The Art Ensemble continued to hone its group approach with concerts and recordings in the Seventies. Their visibility increased in their home country, with the release of their first albums for a major label, Bap-Tizum (1972 Atlantic), presenting their entire set from the 1972 Ann Arbor Blues & Jazz Festival, and the studio follow-up Fanfare For The Warriors (1974 Atlantic) with guest artist Muhal Richard Abrams on piano. Not much was heard from the band for a few years after that, until they formed their own record company, AECO Records, in 1978. Solo projects by Favors, Jarman, and Moye appeared on the label, along with a 1974 concert, Kabalaba (1978 AECO). With their signing to the internationally renowned ECM label in 1978, the group embarked on their most visible and prosperous period.

Four albums appeared on ECM over the next few years, solidifying and expanding their reputation. Nice Guys (1979 ECM) was followed by Full Force (1980 ECM). Two years later, the indispensable live double-album Urban Bushmen (1982 ECM), taken from a concert in Munich, Germany, was released.
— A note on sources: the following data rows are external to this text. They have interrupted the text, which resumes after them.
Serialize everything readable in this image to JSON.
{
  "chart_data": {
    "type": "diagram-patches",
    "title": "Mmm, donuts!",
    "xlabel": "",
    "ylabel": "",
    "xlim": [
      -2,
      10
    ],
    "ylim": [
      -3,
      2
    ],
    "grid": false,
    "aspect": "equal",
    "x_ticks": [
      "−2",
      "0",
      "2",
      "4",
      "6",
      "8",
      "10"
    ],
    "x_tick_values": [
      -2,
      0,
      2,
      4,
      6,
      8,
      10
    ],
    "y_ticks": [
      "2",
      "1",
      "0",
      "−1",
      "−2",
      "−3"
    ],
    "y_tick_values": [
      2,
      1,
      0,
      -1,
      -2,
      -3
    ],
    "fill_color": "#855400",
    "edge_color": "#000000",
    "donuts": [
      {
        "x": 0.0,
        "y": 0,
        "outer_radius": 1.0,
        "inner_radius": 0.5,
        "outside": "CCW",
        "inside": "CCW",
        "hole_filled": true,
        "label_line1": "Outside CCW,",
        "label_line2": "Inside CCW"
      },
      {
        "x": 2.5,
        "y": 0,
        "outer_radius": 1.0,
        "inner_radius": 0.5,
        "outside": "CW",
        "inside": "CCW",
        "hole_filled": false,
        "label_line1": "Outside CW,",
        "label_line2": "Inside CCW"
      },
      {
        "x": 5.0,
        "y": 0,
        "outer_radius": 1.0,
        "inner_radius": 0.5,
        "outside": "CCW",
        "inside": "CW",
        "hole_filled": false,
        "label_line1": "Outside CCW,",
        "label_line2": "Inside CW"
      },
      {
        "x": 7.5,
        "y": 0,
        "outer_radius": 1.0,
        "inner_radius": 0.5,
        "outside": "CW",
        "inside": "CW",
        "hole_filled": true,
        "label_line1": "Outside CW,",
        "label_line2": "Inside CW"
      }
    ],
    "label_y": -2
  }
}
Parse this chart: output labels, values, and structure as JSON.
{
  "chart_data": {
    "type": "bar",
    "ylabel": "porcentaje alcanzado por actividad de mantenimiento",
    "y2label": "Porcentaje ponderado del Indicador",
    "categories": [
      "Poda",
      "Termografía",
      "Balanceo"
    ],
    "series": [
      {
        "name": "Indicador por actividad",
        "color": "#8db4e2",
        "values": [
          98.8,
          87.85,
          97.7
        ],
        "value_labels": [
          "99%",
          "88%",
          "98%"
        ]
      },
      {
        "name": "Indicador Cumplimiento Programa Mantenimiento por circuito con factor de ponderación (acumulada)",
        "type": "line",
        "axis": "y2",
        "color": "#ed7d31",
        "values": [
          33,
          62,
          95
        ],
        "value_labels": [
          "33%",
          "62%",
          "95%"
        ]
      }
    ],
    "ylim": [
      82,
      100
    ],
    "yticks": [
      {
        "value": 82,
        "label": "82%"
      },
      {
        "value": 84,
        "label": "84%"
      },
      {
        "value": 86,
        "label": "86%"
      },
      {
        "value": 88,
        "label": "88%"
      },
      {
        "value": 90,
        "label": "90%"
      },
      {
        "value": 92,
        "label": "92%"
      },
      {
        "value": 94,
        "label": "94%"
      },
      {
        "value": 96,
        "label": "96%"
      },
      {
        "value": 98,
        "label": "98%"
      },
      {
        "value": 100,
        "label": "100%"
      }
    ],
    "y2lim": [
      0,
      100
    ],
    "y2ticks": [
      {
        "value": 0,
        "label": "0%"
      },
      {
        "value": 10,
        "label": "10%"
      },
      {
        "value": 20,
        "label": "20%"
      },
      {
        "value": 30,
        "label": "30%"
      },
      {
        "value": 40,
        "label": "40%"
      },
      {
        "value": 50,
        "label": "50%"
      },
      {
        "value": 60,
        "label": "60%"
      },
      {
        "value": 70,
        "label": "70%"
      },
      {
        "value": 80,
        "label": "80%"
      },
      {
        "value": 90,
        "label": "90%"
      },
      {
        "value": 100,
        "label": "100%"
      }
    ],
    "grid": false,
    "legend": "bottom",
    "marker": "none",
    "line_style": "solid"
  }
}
Their final album for the label, The Third Decade (1985 ECM), emphasized the continuity of musical expression in the African diaspora by including a performance of “Walking in the Moonlight,” written by Roscoe Mitchell’s father.

With their greater prominence, the band found new fans in Japan, and in the spring of 1984 began an association with Japan’s DIW label. A series of concert and studio recordings appeared steadily through the early Nineties, including collaborations with the Amabutho Male Chorus led by Elliot Ngubane, a vocal ensemble from South African (Art Ensemble of Soweto, 1994 DIW), Cecil Taylor (Thelonious Sphere Monk: Dreaming of the Masters, Vol. 2, 1991 DIW/Columbia), and Lester Bowie’s Brass Fantasy (1990 DIW).

When Jarman left the band in 1993 in order to concentrate on his Buddhist and martial arts studies, the Art Ensemble continued as a quartet, although their recording activity was greatly decreased, with only the reggae-tinged Coming Home Jamaica (1995 Dreyfus) and the concert CD Urban Magic (1997 Musica Jazz) appearing in the latter half of the decade. Bowie, stricken with liver cancer, passed away in November 1999. The Art Ensemble, now down to a trio, recorded the heartfelt Tribute To Lester in 2001 (2003 ECM). Jarman returned to the fold in 2003 in time for a Rome concert, Reunion: Live in Roma (2003 Il Manifesto). With a new sense of purpose, the quartet recorded twice for Pi Recordings that year, resulting in The Meeting (2003 Pi) and Sirius Calling (2004 Pi). Once again, a member’s death forced a new direction in the group when Malachi Favors passed away at the end of January 2004. To the surprise of some fans, the group continued with brassman Corey Wilkes and bassist Jaribu Shahid joining  as “guest artists,” and appearing on the double-CD Non-Cognitive Aspects of the City (2006 Pi) with performances taken from a club date in New York City.

Famoudou Don Moye later recalled Bowie’s prescience. The trumpeter told him at an early rehearsal to not “even mess with us or get any more involved if you can’t commit to playing Great Black Music at a very high level, becoming famous, and taking our place in the History of Jazz.” Moye was more than ready, and the Art Ensemble of Chicago would indeed find its place in the jazz pantheon.